- Hasanabad Location within Iran
- Coordinates: 36°48′25″N 53°08′10″E﻿ / ﻿36.80694°N 53.13611°E
- Country: Iran
- Province: Mazandaran
- County: Miandorud
- District: Goharbaran
- Rural District: Goharbaran-e Shomali

Population (2016)
- • Total: 96
- Time zone: UTC+3:30 (IRST)

= Hasanabad, Miandorud =

Village in Mazandaran province, Iran

Hasanabad (حسن اباد) (Note: Also romanized as Ḩasanābād; also known as Tāzehābād) is a village in Goharbaran-e Shomali Rural District of Goharbaran District in Miandorud County, Mazandaran province, Iran.

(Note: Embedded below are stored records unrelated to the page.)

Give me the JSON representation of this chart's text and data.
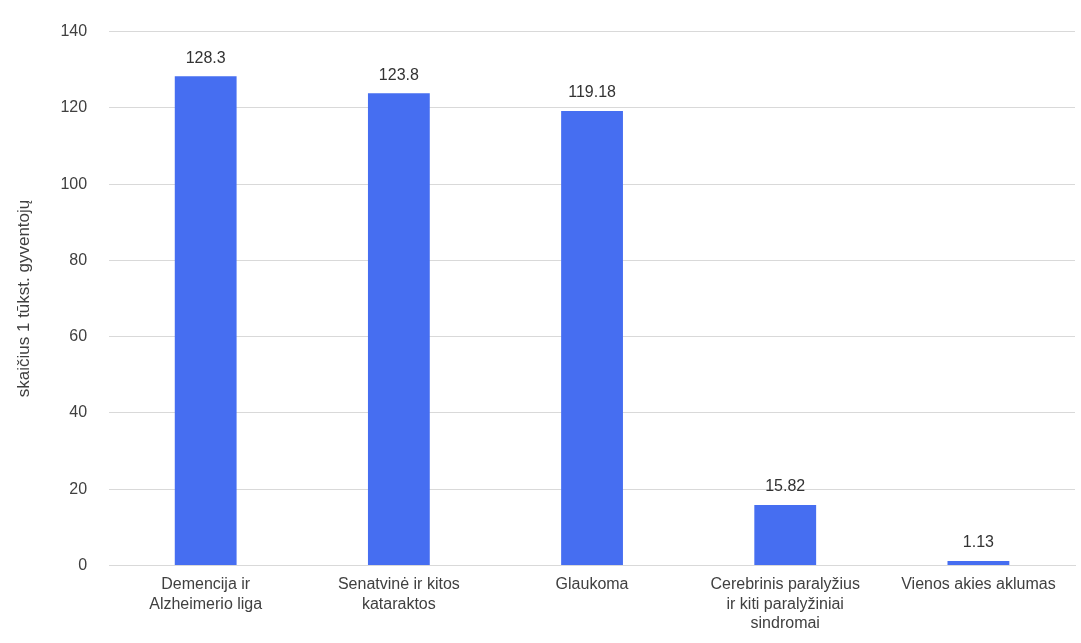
{
  "chart_data": {
    "type": "bar",
    "ylabel": "skaičius 1 tūkst. gyventojų",
    "categories": [
      "Demencija ir Alzheimerio liga",
      "Senatvinė ir kitos kataraktos",
      "Glaukoma",
      "Cerebrinis paralyžius ir kiti paralyžiniai sindromai",
      "Vienos akies aklumas"
    ],
    "values": [
      128.3,
      123.8,
      119.18,
      15.82,
      1.13
    ],
    "color": "#466ef1",
    "ylim": [
      0,
      140
    ],
    "yticks": [
      0,
      20,
      40,
      60,
      80,
      100,
      120,
      140
    ],
    "grid": "y",
    "data_labels": true,
    "legend": false
  }
}
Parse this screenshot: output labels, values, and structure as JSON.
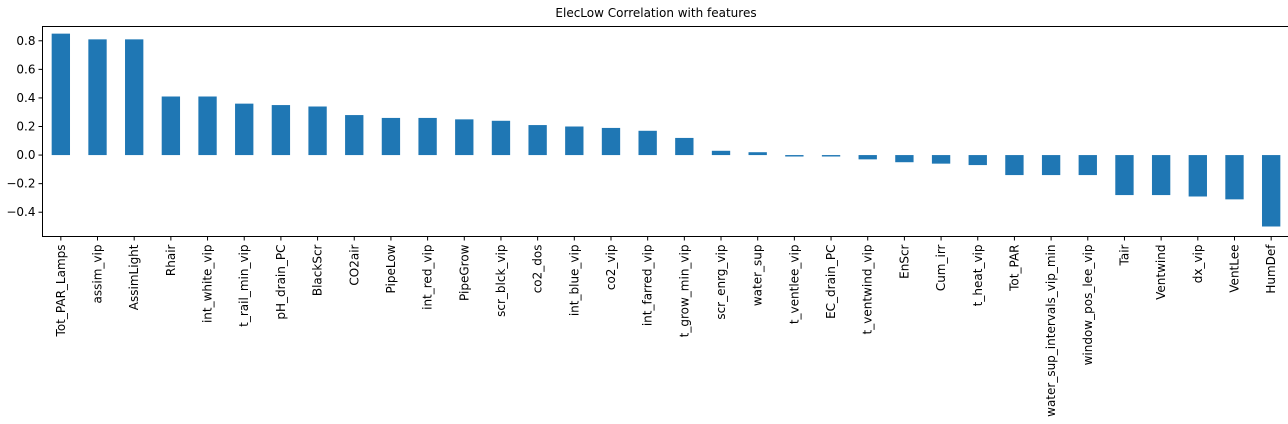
{
  "chart_data": {
    "type": "bar",
    "title": "ElecLow Correlation with features",
    "xlabel": "",
    "ylabel": "",
    "categories": [
      "Tot_PAR_Lamps",
      "assim_vip",
      "AssimLight",
      "Rhair",
      "int_white_vip",
      "t_rail_min_vip",
      "pH_drain_PC",
      "BlackScr",
      "CO2air",
      "PipeLow",
      "int_red_vip",
      "PipeGrow",
      "scr_blck_vip",
      "co2_dos",
      "int_blue_vip",
      "co2_vip",
      "int_farred_vip",
      "t_grow_min_vip",
      "scr_enrg_vip",
      "water_sup",
      "t_ventlee_vip",
      "EC_drain_PC",
      "t_ventwind_vip",
      "EnScr",
      "Cum_irr",
      "t_heat_vip",
      "Tot_PAR",
      "water_sup_intervals_vip_min",
      "window_pos_lee_vip",
      "Tair",
      "Ventwind",
      "dx_vip",
      "VentLee",
      "HumDef"
    ],
    "values": [
      0.85,
      0.81,
      0.81,
      0.41,
      0.41,
      0.36,
      0.35,
      0.34,
      0.28,
      0.26,
      0.26,
      0.25,
      0.24,
      0.21,
      0.2,
      0.19,
      0.17,
      0.12,
      0.03,
      0.02,
      -0.01,
      -0.01,
      -0.03,
      -0.05,
      -0.06,
      -0.07,
      -0.14,
      -0.14,
      -0.14,
      -0.28,
      -0.28,
      -0.29,
      -0.31,
      -0.5
    ],
    "ylim": [
      -0.57,
      0.9
    ],
    "yticks": [
      "0.8",
      "0.6",
      "0.4",
      "0.2",
      "0.0",
      "−0.2",
      "−0.4"
    ],
    "ytick_values": [
      0.8,
      0.6,
      0.4,
      0.2,
      0.0,
      -0.2,
      -0.4
    ],
    "grid": false,
    "legend": "none",
    "bar_color": "#1f77b4"
  }
}
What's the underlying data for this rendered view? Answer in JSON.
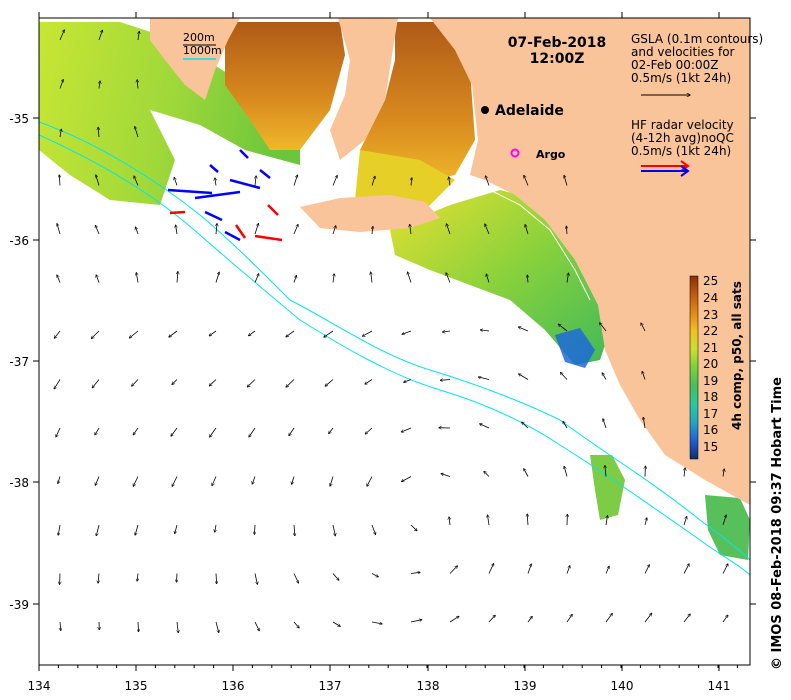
{
  "title": {
    "date": "07-Feb-2018",
    "time": "12:00Z"
  },
  "isobath_legend": {
    "line1": "200m",
    "line2": "1000m"
  },
  "gsla_legend": {
    "line1": "GSLA (0.1m contours)",
    "line2": "and velocities for",
    "line3": "02-Feb 00:00Z",
    "line4": "0.5m/s (1kt 24h)"
  },
  "hf_legend": {
    "line1": "HF radar velocity",
    "line2": "(4-12h avg)noQC",
    "line3": "0.5m/s (1kt 24h)"
  },
  "places": {
    "adelaide": "Adelaide",
    "argo": "Argo"
  },
  "colorbar": {
    "title": "4h comp, p50, all sats",
    "ticks": [
      "25",
      "24",
      "23",
      "22",
      "21",
      "20",
      "19",
      "18",
      "17",
      "16",
      "15"
    ],
    "stops": [
      "#08306b",
      "#1f5fd8",
      "#22a6c8",
      "#28c8a0",
      "#44c060",
      "#7ad23a",
      "#c8e030",
      "#f0c020",
      "#e08818",
      "#c05a10",
      "#8a3008"
    ]
  },
  "x_ticks": [
    "134",
    "135",
    "136",
    "137",
    "138",
    "139",
    "140",
    "141"
  ],
  "y_ticks": [
    "-35",
    "-36",
    "-37",
    "-38",
    "-39"
  ],
  "credit": "© IMOS 08-Feb-2018 09:37 Hobart Time",
  "colors": {
    "land": "#f9c49a",
    "isobath": "#00e5ee",
    "gsla_arrow": "#000000",
    "hf_red": "#ff0000",
    "hf_blue": "#0000ff",
    "argo": "#ff00ff"
  }
}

It is located on the Caspian Sea.

==Demographics==
===Population===
At the time of the 2006 National Census, the village's population was 80 in 20 households, when it was in Rudpey-ye Shomali Rural District (Note: Renamed Farahabad-e Jonubi Rural District) of the Central District in Sari County. The following census in 2011 counted 95 people in 40 households, by which time the rural district had been separated from the district in the formation of Rudpey-ye Shomali District and renamed Farahabad-e Shomali Rural District. Hasanabad was separated from the county in the establishment of Miandorud County and transferred to Goharbaran-e Shomali Rural District created in the new Goharbaran District. The 2016 census measured the population of the village as 96 people in 35 households.